A União Europeia não é um mercado “qualquer” para Mato Grosso do Sul. É exigente, paga bem, cobra rastreabilidade e virou vitrine global. E o Estado já está dentro: em 2025, MS exportou 3,76 milhões de toneladas para o bloco, com faturamento de US$ 1,3 bilhão. Agora, com a aprovação do acordo de livre comércio entre Mercosul e União Europeia, o governo estadual aposta em um efeito direto no bolso: produto mais competitivo, tarifa menor, mais venda.
Quem coloca essa lógica na mesa é o secretário da Semadesc, Jaime Verruck. Para ele, o ponto central do acordo é simples de entender — e difícil de ignorar: reduzir tarifa é dar vantagem de preço e abrir espaço em prateleiras que hoje têm barreiras.
“A primeira expectativa do Governo do Estado é de que, a partir da aprovação desse acordo, nós consigamos ampliar [as exportações]. Na verdade, nós temos uma possibilidade de ampliação de produtos que serão mais competitivos. É importante entender que a redução de tarifa significa aumentar a competitividade dos produtos sul-mato-grossenses na União Europeia”, afirmou o secretário.
Se MS fosse uma vitrine, a celulose estaria em destaque com holofote. Em 2025, ela liderou as exportações sul-mato-grossenses para a União Europeia, com 1 milhão de toneladas — 26% de tudo o que o Estado vendeu ao bloco.
E Verruck indica que a celulose deve continuar como carro-chefe, especialmente a celulose solúvel, que a fábrica da Bracell deve produzir. Em outras palavras: o acordo pode chegar justamente quando o Estado tende a aumentar oferta e buscar novos compradores.
Logo atrás da celulose, o segundo produto mais exportado para o bloco foi farelo de soja, com 917 mil toneladas. A carne bovina aparece em terceiro, com 14 mil toneladas embarcadas.
A conversa com a Europa não é só sobre preço. É também sobre regra. E, nesse ponto, uma peça pode destravar portas: certificação.

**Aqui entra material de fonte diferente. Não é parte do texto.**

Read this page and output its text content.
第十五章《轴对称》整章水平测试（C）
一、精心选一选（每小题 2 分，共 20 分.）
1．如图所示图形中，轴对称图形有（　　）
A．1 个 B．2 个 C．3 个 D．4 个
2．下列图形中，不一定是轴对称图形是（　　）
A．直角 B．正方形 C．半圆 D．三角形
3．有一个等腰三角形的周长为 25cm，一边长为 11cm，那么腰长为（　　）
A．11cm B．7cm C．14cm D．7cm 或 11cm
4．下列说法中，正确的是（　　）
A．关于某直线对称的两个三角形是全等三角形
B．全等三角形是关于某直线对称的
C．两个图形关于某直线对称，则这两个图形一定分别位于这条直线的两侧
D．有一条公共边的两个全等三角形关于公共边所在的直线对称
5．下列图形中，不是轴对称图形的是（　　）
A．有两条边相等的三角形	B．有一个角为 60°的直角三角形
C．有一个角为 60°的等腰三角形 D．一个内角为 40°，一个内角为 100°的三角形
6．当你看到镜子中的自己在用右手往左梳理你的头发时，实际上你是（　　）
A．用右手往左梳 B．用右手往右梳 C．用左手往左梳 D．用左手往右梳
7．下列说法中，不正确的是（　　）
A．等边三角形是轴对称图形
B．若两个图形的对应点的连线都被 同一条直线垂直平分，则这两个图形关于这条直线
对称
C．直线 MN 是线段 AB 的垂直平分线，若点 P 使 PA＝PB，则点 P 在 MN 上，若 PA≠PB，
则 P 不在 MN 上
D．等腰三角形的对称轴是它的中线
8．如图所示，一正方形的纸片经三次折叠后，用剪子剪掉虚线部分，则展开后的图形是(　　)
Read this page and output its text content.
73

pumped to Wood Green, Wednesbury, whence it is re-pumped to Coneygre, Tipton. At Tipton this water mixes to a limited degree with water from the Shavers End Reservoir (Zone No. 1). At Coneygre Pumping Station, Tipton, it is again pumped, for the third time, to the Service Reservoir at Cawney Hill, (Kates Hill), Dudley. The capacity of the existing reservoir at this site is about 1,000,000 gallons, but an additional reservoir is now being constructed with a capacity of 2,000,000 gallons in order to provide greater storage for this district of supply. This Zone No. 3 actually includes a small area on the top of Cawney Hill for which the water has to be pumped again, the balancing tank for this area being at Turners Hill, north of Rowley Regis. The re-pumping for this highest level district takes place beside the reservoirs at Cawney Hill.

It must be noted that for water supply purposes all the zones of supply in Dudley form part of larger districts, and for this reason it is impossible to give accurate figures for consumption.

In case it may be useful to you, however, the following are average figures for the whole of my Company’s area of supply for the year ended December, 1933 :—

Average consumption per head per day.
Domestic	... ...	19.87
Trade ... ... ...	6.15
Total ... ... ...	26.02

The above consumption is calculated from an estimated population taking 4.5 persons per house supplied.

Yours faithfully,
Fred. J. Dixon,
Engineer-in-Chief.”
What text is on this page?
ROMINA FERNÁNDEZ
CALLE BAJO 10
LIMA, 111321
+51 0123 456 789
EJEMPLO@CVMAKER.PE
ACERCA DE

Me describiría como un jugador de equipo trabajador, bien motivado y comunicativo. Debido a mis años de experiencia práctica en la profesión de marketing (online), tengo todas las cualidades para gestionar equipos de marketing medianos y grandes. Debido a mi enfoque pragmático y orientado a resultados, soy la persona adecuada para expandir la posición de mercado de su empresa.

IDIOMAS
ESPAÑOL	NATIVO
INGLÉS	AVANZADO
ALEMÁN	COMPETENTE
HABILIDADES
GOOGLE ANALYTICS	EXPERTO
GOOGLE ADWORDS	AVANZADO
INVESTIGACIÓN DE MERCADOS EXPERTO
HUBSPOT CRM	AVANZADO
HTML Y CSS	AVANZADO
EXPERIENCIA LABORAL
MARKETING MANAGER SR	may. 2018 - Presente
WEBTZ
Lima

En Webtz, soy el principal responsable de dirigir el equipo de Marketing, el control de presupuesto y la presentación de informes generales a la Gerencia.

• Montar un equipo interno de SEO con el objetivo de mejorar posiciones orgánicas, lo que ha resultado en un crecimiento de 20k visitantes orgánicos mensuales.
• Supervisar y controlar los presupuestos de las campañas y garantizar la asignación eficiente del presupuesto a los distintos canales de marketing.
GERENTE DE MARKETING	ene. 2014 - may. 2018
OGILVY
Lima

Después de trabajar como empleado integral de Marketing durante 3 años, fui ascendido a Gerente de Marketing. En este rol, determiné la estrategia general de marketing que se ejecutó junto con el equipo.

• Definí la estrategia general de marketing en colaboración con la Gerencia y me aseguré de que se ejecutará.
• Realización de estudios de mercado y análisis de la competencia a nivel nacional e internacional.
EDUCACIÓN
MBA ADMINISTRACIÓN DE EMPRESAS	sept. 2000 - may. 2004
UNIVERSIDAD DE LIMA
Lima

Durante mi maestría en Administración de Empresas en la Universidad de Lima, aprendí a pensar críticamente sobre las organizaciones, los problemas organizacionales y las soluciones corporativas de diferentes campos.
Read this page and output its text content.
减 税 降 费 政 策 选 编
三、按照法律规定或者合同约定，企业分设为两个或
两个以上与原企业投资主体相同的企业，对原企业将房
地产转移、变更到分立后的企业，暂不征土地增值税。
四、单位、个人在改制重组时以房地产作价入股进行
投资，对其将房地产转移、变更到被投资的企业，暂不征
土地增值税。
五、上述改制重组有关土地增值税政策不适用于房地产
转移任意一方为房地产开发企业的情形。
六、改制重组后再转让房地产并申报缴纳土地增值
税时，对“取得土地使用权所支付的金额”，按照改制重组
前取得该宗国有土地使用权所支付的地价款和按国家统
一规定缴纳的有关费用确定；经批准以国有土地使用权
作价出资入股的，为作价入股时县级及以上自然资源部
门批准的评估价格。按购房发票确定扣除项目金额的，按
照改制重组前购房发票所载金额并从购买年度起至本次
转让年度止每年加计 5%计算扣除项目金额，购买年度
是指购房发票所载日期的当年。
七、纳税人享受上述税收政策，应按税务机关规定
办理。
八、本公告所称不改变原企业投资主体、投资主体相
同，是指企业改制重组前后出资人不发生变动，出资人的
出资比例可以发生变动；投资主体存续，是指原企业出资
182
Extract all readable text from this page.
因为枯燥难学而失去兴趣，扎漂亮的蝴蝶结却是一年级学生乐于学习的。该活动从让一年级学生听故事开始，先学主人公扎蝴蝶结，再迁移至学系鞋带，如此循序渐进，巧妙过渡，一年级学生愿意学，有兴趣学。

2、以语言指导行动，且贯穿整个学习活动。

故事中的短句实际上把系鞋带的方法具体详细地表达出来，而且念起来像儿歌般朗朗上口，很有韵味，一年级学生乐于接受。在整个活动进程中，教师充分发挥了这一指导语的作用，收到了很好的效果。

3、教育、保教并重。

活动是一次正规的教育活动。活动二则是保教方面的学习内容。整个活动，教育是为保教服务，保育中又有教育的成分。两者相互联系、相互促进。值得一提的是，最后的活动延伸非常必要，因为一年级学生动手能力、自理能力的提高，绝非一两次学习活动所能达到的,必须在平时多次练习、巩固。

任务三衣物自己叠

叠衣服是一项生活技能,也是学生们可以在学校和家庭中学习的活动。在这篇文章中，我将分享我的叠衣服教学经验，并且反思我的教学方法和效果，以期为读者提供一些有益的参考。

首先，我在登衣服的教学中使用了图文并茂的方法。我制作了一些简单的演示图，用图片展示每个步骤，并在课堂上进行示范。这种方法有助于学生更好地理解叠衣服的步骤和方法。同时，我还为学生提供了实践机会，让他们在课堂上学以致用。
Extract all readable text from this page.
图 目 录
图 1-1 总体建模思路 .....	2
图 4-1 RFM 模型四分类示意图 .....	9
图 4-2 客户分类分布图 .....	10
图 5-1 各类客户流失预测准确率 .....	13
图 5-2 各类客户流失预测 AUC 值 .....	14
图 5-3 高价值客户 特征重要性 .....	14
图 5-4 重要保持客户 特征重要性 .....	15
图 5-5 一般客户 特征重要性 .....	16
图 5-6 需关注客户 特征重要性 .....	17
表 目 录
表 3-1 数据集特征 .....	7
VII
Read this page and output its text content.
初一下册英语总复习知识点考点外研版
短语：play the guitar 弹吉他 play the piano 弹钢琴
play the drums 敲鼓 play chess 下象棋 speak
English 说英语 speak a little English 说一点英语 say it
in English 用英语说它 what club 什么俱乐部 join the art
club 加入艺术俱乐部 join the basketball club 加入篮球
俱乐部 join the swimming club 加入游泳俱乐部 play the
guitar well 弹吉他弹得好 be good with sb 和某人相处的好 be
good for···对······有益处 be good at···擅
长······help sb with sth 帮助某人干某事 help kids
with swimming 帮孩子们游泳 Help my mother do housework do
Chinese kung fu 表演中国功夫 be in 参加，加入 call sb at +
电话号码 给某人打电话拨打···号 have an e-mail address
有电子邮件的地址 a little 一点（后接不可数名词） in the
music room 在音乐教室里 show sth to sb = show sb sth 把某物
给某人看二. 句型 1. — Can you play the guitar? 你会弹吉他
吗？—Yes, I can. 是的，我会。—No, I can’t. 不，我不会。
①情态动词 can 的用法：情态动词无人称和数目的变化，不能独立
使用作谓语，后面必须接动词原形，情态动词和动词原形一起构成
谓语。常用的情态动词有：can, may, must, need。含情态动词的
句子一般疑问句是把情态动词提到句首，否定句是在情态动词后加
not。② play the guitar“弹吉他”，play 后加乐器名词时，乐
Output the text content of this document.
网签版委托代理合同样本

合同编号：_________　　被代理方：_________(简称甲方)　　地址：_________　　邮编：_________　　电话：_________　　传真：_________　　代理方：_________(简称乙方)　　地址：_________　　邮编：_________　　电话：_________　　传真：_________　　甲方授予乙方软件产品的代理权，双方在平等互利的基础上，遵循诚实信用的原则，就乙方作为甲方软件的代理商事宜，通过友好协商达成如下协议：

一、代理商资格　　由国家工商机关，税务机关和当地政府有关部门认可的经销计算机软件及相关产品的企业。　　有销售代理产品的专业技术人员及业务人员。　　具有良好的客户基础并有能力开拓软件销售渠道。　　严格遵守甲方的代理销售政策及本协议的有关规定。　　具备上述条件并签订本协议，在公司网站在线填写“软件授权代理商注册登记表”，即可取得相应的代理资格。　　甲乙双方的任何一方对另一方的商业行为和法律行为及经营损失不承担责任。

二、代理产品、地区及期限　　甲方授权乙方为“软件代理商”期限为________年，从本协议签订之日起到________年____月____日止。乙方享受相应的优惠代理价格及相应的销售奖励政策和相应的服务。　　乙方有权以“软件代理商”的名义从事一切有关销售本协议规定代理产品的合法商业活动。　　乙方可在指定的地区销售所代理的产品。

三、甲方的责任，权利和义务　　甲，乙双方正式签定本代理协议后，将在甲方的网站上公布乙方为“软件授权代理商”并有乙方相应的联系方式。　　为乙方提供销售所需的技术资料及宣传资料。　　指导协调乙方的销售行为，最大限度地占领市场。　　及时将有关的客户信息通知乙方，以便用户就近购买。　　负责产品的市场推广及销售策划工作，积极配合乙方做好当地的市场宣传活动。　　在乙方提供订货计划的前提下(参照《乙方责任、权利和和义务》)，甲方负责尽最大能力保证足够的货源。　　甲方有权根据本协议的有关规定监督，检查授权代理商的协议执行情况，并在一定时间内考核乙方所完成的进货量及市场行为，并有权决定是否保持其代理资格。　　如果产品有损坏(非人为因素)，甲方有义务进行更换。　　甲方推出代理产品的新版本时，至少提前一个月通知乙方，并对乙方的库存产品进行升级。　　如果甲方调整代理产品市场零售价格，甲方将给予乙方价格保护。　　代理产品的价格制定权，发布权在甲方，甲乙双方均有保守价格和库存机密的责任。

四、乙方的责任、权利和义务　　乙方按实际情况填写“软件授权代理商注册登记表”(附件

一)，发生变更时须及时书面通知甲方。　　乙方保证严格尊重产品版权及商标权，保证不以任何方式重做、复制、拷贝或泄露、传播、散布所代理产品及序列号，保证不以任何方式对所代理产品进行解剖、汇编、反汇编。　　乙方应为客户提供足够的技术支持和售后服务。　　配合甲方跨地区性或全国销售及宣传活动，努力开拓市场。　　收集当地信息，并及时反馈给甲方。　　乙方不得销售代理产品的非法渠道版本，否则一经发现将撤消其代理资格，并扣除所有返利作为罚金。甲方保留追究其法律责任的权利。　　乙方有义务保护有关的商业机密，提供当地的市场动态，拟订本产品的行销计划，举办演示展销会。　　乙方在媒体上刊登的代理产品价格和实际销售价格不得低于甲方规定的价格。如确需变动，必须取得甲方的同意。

Segundo Verruck, o Estado avançou em um acordo com a União Europeia para certificar propriedades agrícolas dentro dos padrões europeus de produção, alinhavado durante a COP30 em Belém (PA), em novembro do ano passado.
A ideia é ter um certificado oficial para propriedades que não tiveram desmatamento depois de 2020 — e, com isso, deixar esses produtores habilitados a exportar para o mercado europeu.
“Vamos ter um certificado oficial nessas propriedades que não tiveram desmatamento depois de 2020 e estarão habilitadas para exportar seus produtos ao mercado europeu”, disse.
Além disso, ele vê espaço para ampliar vendas de soja em grãos e farelo — produtos abundantes no Estado e relevantes para o abastecimento europeu — e também para o etanol produzido em MS, num momento em que países europeus buscam descarbonizar a economia.
Balança comercial: MS vende muito mais do que compra
O relacionamento comercial com o bloco é, hoje, amplamente favorável para MS. De acordo com a Semadesc, em 2025 o Estado exportou 3,76 milhões de toneladas e faturou US$ 1,3 bilhão. No mesmo período, importou 77 mil toneladas, somando US$ 492 milhões.
O saldo da balança comercial fechou em US$ 812 milhões — um superávit robusto.
No ano passado, MS manteve relações comerciais com 23 países da União Europeia: 20 como destinos de exportação e 23 como origens de importação.
Entre os destinos, Holanda (31,7%) e Itália (31,4%) foram as principais portas de entrada dos produtos sul-mato-grossenses no mercado europeu em 2025.
Já nas compras feitas pelo Estado, a Finlândia se destacou por fornecer 67% do que MS importou do bloco — puxada pela tecnologia e máquinas ligadas à indústria de celulose.